Look again at the audio on the track labeled “Larry.” Notice that while STP thinks it is a mono file (only one waveform is displayed), as we saw earlier the file is actually four tracks. Because of this, during export, Soundtrack only exports the first track, which is silent, rather than the third track, which is what it is displaying in the Timeline. From my point of view, this is a bug.
There are two ways to solve this: before you start the edit and after the edit is complete.
THE BEFORE-THE-EDIT SOLUTION
One of the least-known features in Soundtrack is the ability to change track order, then save that revised track order back into the source file. This is done using the Process menu.
Since STP was expecting my voice on track 1, what I needed to do was to move my voice over from track 3 to track 1. To do this, I opened the clip as a Soundtrack Audio Project, then selected Process > Reorder Channels.
Because I wanted track 3 to be the first track, I dragged it to the top of list. Then, because both FCP and STP want stereo pairs to start on an odd-numbered track, I dragged track 4 up under track 3.
This reordered my tracks from 1 – 2 – 3 – 4 to 3 – 4 – 1 – 2. The key is to make sure my voice track was the first one in the clip.
It takes a while for STP to process the file and a while longer to save it back to the hard disk. On the other hand, this reliably solves the problem for the entire file, prior to starting the edit.
THE AFTER-THE-EDIT SOLUTION
However, if the edit is complete and you have this problem, changing the source file won’t make your life any easier. In which case, here’s the workaround.
Send the file from FCP to STP as a multi-track project.

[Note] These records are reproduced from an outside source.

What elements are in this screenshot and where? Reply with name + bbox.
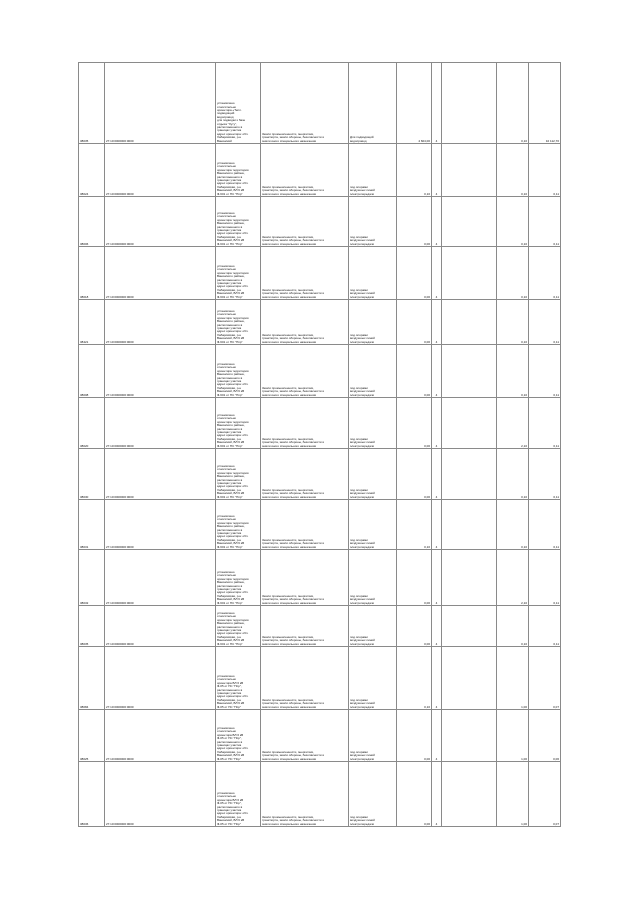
land-category-cell: Земли промышленности, энергетики, транспорта, земли обороны, безопасности и земли иного специального назначения xyxy=(261,197,349,247)
cadastral-number-cell: 27:10:0000000:0000 xyxy=(105,710,216,762)
cadastral-number-cell: 27:10:0000000:0000 xyxy=(105,247,216,300)
table-row xyxy=(79,197,561,247)
coefficient-cell: 4 xyxy=(432,449,442,500)
rate-cell: 0,10 xyxy=(497,63,529,144)
permitted-use-cell: под опорами воздушных линий электропередачи xyxy=(349,144,397,197)
location-description-cell: установлено относительно ориентира территория Ванинского района, расположенного в границах участка адрес ориентира: обл. Хабаровская, р-н Ванинский, ВЛ 6 кВ Ф-601 от ПС "Ппр" xyxy=(216,247,261,300)
empty-cell xyxy=(442,449,497,500)
table-row xyxy=(79,345,561,398)
value-cell: 0,11 xyxy=(529,300,561,345)
location-description-cell: установлено относительно ориентира территория Ванинского района, расположенного в границах участка адрес ориентира: обл. Хабаровская, р-н Ванинский, ВЛ 6 кВ Ф-601 от ПС "Ппр" xyxy=(216,197,261,247)
permitted-use-cell: под опорами воздушных линий электропередачи xyxy=(349,449,397,500)
table-row xyxy=(79,550,561,606)
coefficient-cell: 4 xyxy=(432,144,442,197)
location-description-cell: установлено относительно ориентира территория Ванинского района, расположенного в границах участка адрес ориентира: обл. Хабаровская, р-н Ванинский, ВЛ 6 кВ Ф-601 от ПС "Ппр" xyxy=(216,300,261,345)
value-cell: 0,11 xyxy=(529,606,561,647)
row-id-cell: 38032 xyxy=(79,550,105,606)
location-description-cell: установлено относительно ориентира территория Ванинского района, расположенного в границах участка адрес ориентира: обл. Хабаровская, р-н Ванинский, ВЛ 6 кВ Ф-601 от ПС "Ппр" xyxy=(216,500,261,550)
coefficient-cell: 4 xyxy=(432,197,442,247)
table-row xyxy=(79,606,561,647)
coefficient-cell: 4 xyxy=(432,398,442,449)
area-cell: 4 604,00 xyxy=(397,63,432,144)
permitted-use-cell: Для подводящий водопровод xyxy=(349,63,397,144)
rate-cell: 0,10 xyxy=(497,144,529,197)
value-cell: 0,11 xyxy=(529,449,561,500)
permitted-use-cell: под опорами воздушных линий электропередачи xyxy=(349,300,397,345)
coefficient-cell: 4 xyxy=(432,247,442,300)
area-cell: 0,00 xyxy=(397,247,432,300)
value-cell: 10 112,70 xyxy=(529,63,561,144)
value-cell: 0,11 xyxy=(529,144,561,197)
cadastral-number-cell: 27:10:0000000:0000 xyxy=(105,500,216,550)
row-id-cell: 38024 xyxy=(79,144,105,197)
table-row xyxy=(79,500,561,550)
area-cell: 0,00 xyxy=(397,398,432,449)
row-id-cell: 38020 xyxy=(79,398,105,449)
coefficient-cell: 4 xyxy=(432,647,442,710)
land-category-cell: Земли промышленности, энергетики, транспорта, земли обороны, безопасности и земли иного специального назначения xyxy=(261,606,349,647)
table-row xyxy=(79,762,561,827)
coefficient-cell: 4 xyxy=(432,345,442,398)
area-cell: 0,00 xyxy=(397,197,432,247)
area-cell: 0,00 xyxy=(397,710,432,762)
area-cell: 0,00 xyxy=(397,550,432,606)
land-category-cell: Земли промышленности, энергетики, транспорта, земли обороны, безопасности и земли иного специального назначения xyxy=(261,550,349,606)
location-description-cell: установлено относительно ориентира территория Ванинского района, расположенного в границах участка адрес ориентира: обл. Хабаровская, р-н Ванинский, ВЛ 6 кВ Ф-601 от ПС "Ппр" xyxy=(216,550,261,606)
land-category-cell: Земли промышленности, энергетики, транспорта, земли обороны, безопасности и земли иного специального назначения xyxy=(261,710,349,762)
empty-cell xyxy=(442,647,497,710)
permitted-use-cell: под опорами воздушных линий электропередачи xyxy=(349,500,397,550)
area-cell: 0,10 xyxy=(397,500,432,550)
empty-cell xyxy=(442,345,497,398)
coefficient-cell: 4 xyxy=(432,762,442,827)
land-category-cell: Земли промышленности, энергетики, транспорта, земли обороны, безопасности и земли иного специального назначения xyxy=(261,144,349,197)
area-cell: 0,00 xyxy=(397,449,432,500)
empty-cell xyxy=(442,197,497,247)
table-row xyxy=(79,647,561,710)
land-category-cell: Земли промышленности, энергетики, транспорта, земли обороны, безопасности и земли иного специального назначения xyxy=(261,345,349,398)
area-cell: 0,00 xyxy=(397,606,432,647)
rate-cell: 0,10 xyxy=(497,449,529,500)
rate-cell: 2,10 xyxy=(497,550,529,606)
land-category-cell: Земли промышленности, энергетики, транспорта, земли обороны, безопасности и земли иного специального назначения xyxy=(261,500,349,550)
row-id-cell: 38008 xyxy=(79,345,105,398)
value-cell: 0,11 xyxy=(529,398,561,449)
row-id-cell: 38084 xyxy=(79,647,105,710)
cadastral-number-cell: 27:10:0000000:0000 xyxy=(105,762,216,827)
value-cell: 0,11 xyxy=(529,500,561,550)
empty-cell xyxy=(442,300,497,345)
land-category-cell: Земли промышленности, энергетики, транспорта, земли обороны, безопасности и земли иного специального назначения xyxy=(261,247,349,300)
empty-cell xyxy=(442,500,497,550)
empty-cell xyxy=(442,550,497,606)
row-id-cell: 38030 xyxy=(79,449,105,500)
empty-cell xyxy=(442,398,497,449)
permitted-use-cell: под опорами воздушных линий электропередачи xyxy=(349,606,397,647)
table-row xyxy=(79,63,561,144)
rate-cell: 0,10 xyxy=(497,345,529,398)
land-category-cell: Земли промышленности, энергетики, транспорта, земли обороны, безопасности и земли иного специального назначения xyxy=(261,300,349,345)
cadastral-number-cell: 27:10:0000000:0000 xyxy=(105,398,216,449)
location-description-cell: установлено относительно ориентира территория Ванинского района, расположенного в границах участка адрес ориентира: обл. Хабаровская, р-н Ванинский, ВЛ 6 кВ Ф-601 от ПС "Ппр" xyxy=(216,398,261,449)
permitted-use-cell: под опорами воздушных линий электропередачи xyxy=(349,647,397,710)
coefficient-cell: 4 xyxy=(432,550,442,606)
empty-cell xyxy=(442,247,497,300)
rate-cell: 1,00 xyxy=(497,647,529,710)
location-description-cell: установлено относительно ориентира ВЛ 6 кВ Ф-05 от ПС "Ппр", расположенного в границах участка адрес ориентира: обл. Хабаровская, р-н Ванинский, ВЛ 6 кВ Ф-05 от ПС "Ппр" xyxy=(216,762,261,827)
location-description-cell: установлено относительно ориентира территория Ванинского района, расположенного в границах участка адрес ориентира: обл. Хабаровская, р-н Ванинский, ВЛ 6 кВ Ф-601 от ПС "Ппр" xyxy=(216,606,261,647)
rate-cell: 0,10 xyxy=(497,500,529,550)
permitted-use-cell: под опорами воздушных линий электропередачи xyxy=(349,762,397,827)
row-id-cell: 38031 xyxy=(79,500,105,550)
table-row xyxy=(79,300,561,345)
empty-cell xyxy=(442,63,497,144)
row-id-cell: 38035 xyxy=(79,63,105,144)
empty-cell xyxy=(442,710,497,762)
value-cell: 0,11 xyxy=(529,197,561,247)
row-id-cell: 38421 xyxy=(79,300,105,345)
land-category-cell: Земли промышленности, энергетики, транспорта, земли обороны, безопасности и земли иного специального назначения xyxy=(261,449,349,500)
area-cell: 0,10 xyxy=(397,144,432,197)
coefficient-cell: 4 xyxy=(432,300,442,345)
table-row xyxy=(79,144,561,197)
cadastral-number-cell: 27:10:0000000:0000 xyxy=(105,197,216,247)
rate-cell: 0,10 xyxy=(497,300,529,345)
empty-cell xyxy=(442,144,497,197)
row-id-cell: 38006 xyxy=(79,197,105,247)
value-cell: 0,06 xyxy=(529,710,561,762)
value-cell: 0,11 xyxy=(529,550,561,606)
permitted-use-cell: под опорами воздушных линий электропередачи xyxy=(349,550,397,606)
cadastral-number-cell: 27:10:0000000:0000 xyxy=(105,647,216,710)
row-id-cell: 38018 xyxy=(79,247,105,300)
cadastral-number-cell: 27:10:0000000:0000 xyxy=(105,345,216,398)
cadastral-number-cell: 27:10:0000000:0000 xyxy=(105,144,216,197)
row-id-cell: 38036 xyxy=(79,762,105,827)
location-description-cell: установлено относительно ориентира территория Ванинского района, расположенного в границах участка адрес ориентира: обл. Хабаровская, р-н Ванинский, ВЛ 6 кВ Ф-601 от ПС "Ппр" xyxy=(216,345,261,398)
coefficient-cell: 4 xyxy=(432,606,442,647)
permitted-use-cell: под опорами воздушных линий электропередачи xyxy=(349,345,397,398)
row-id-cell: 38025 xyxy=(79,710,105,762)
value-cell: 0,07 xyxy=(529,647,561,710)
value-cell: 0,11 xyxy=(529,247,561,300)
land-plots-table xyxy=(78,62,561,827)
area-cell: 0,00 xyxy=(397,300,432,345)
area-cell: 0,10 xyxy=(397,647,432,710)
location-description-cell: установлено относительно ориентира ВЛ 6 кВ Ф-05 от ПС "Ппр", расположенного в границах участка адрес ориентира: обл. Хабаровская, р-н Ванинский, ВЛ 6 кВ Ф-05 от ПС "Ппр" xyxy=(216,647,261,710)
rate-cell: 0,10 xyxy=(497,197,529,247)
area-cell: 0,00 xyxy=(397,345,432,398)
value-cell: 0,07 xyxy=(529,762,561,827)
row-id-cell: 38035 xyxy=(79,606,105,647)
land-category-cell: Земли промышленности, энергетики, транспорта, земли обороны, безопасности и земли иного специального назначения xyxy=(261,63,349,144)
empty-cell xyxy=(442,762,497,827)
land-category-cell: Земли промышленности, энергетики, транспорта, земли обороны, безопасности и земли иного специального назначения xyxy=(261,398,349,449)
rate-cell: 1,00 xyxy=(497,710,529,762)
location-description-cell: установлено относительно ориентира территория Ванинского района, расположенного в границах участка адрес ориентира: обл. Хабаровская, р-н Ванинский, ВЛ 6 кВ Ф-601 от ПС "Ппр" xyxy=(216,144,261,197)
land-category-cell: Земли промышленности, энергетики, транспорта, земли обороны, безопасности и земли иного специального назначения xyxy=(261,647,349,710)
coefficient-cell: 4 xyxy=(432,63,442,144)
cadastral-number-cell: 27:10:0000000:0000 xyxy=(105,63,216,144)
rate-cell: 2,10 xyxy=(497,398,529,449)
cadastral-number-cell: 27:10:0000000:0000 xyxy=(105,300,216,345)
coefficient-cell: 4 xyxy=(432,500,442,550)
table-row xyxy=(79,710,561,762)
cadastral-number-cell: 27:10:0000000:0000 xyxy=(105,449,216,500)
table-row xyxy=(79,449,561,500)
permitted-use-cell: под опорами воздушных линий электропередачи xyxy=(349,197,397,247)
location-description-cell: установлено относительно ориентира территория Ванинского района, расположенного в границах участка адрес ориентира: обл. Хабаровская, р-н Ванинский, ВЛ 6 кВ Ф-601 от ПС "Ппр" xyxy=(216,449,261,500)
empty-cell xyxy=(442,606,497,647)
permitted-use-cell: под опорами воздушных линий электропередачи xyxy=(349,398,397,449)
permitted-use-cell: под опорами воздушных линий электропередачи xyxy=(349,710,397,762)
table-row xyxy=(79,247,561,300)
rate-cell: 0,10 xyxy=(497,606,529,647)
location-description-cell: установлено относительно ориентира ВЛ 6 кВ Ф-05 от ПС "Ппр", расположенного в границах участка адрес ориентира: обл. Хабаровская, р-н Ванинский, ВЛ 6 кВ Ф-05 от ПС "Ппр" xyxy=(216,710,261,762)
rate-cell: 0,10 xyxy=(497,247,529,300)
rate-cell: 1,00 xyxy=(497,762,529,827)
table-row xyxy=(79,398,561,449)
coefficient-cell: 4 xyxy=(432,710,442,762)
cadastral-number-cell: 27:10:0000000:0000 xyxy=(105,606,216,647)
cadastral-number-cell: 27:10:0000000:0000 xyxy=(105,550,216,606)
value-cell: 0,11 xyxy=(529,345,561,398)
permitted-use-cell: под опорами воздушных линий электропередачи xyxy=(349,247,397,300)
land-category-cell: Земли промышленности, энергетики, транспорта, земли обороны, безопасности и земли иного специального назначения xyxy=(261,762,349,827)
location-description-cell: установлено относительно ориентира «Тепл. подводящий водопровод для подводки к базе отдыха "Хуту", расположенного в границах участка адрес ориентира: обл. Хабаровская, р-н Ванинский xyxy=(216,63,261,144)
table-body xyxy=(79,63,561,827)
area-cell: 0,00 xyxy=(397,762,432,827)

Then, Control+click in the first audio segment that is refusing to export properly and change the channel selection from its default of 1 to the channel your voice over (or other audio) is on.
Note: You may need to double-click one of these files in order to see what tracks your audio is actually stored in.
The only problem with this approach is that you need to reset each individual misbehaving segment manually. However, once you have the channels pointing in the right direction, you’ll be able to export with no problems.
I’m sure that Apple will fix this problem in future versions of the software. For now, though, this was a great way for me to discover features in Soundtrack that I never knew it had.
And the nice thing is that once I made these changes to my files, the whole mixing process worked flawlessly.